Cumulative DB layering

Each command's DB is a superset of the previous. A single xenia-rs exec <iso> --db full.db --trace-instructions --trace-imports --trace-branches produces the full picture in one pass — base tables, complete static disassembly, and runtime traces correlatable by address/cycle.

Performance knobs

  • XENIA_DB_BATCH_SIZE — rows per streaming commit / trace-buffer flush (default 100_000). Lower values reduce memory use; higher values reduce fsync overhead on slow disks.

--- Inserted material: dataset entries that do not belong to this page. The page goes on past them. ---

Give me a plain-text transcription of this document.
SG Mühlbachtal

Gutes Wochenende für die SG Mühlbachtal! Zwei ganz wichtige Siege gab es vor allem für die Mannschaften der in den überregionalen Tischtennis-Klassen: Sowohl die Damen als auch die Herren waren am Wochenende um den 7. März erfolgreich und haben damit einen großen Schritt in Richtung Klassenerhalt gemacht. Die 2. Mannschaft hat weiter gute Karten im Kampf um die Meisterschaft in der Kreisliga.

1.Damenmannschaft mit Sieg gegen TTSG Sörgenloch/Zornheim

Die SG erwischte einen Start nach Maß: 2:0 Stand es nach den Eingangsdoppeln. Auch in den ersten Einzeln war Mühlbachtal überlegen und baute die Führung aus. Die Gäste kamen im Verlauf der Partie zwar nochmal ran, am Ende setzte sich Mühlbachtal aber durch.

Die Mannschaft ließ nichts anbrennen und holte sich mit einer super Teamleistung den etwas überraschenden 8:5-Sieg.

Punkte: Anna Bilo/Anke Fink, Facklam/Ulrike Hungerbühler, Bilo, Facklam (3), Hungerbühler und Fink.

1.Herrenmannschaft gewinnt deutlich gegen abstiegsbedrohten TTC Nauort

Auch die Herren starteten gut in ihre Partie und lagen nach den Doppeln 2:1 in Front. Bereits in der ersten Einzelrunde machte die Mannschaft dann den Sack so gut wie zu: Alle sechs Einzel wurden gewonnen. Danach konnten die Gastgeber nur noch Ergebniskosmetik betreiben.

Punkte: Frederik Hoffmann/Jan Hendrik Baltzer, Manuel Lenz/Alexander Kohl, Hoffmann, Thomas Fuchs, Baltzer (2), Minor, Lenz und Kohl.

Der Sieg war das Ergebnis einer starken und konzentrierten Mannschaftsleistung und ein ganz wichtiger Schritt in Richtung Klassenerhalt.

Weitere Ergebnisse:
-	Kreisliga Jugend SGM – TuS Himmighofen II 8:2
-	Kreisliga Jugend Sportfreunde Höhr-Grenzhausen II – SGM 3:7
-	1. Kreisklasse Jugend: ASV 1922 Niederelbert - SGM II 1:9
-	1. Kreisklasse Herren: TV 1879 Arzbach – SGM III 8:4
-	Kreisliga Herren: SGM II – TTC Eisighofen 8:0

The DB writer uses journal_mode=OFF, synchronous=OFF, locking_mode=EXCLUSIVE and commits in batches; no ANALYZE is run at finalize. Indices are created after bulk insertion with progress messages.

Example queries

-- Top 20 kernel functions called during early init
SELECT name, COUNT(*) FROM import_calls GROUP BY name ORDER BY 2 DESC LIMIT 20;

-- All basic-block leaders (targets of taken branches) not already labelled
SELECT DISTINCT bt.target
FROM branch_trace bt LEFT JOIN labels l ON l.address = bt.target
WHERE l.address IS NULL;

-- Correlate a traced call site with its static disassembly
SELECT et.cycle, i.disasm, i.ext_disasm
FROM exec_trace et JOIN instructions i ON i.address = et.address
WHERE et.address = 0x824AB748 ORDER BY et.cycle;

License

BSD-3-Clause, matching upstream xenia.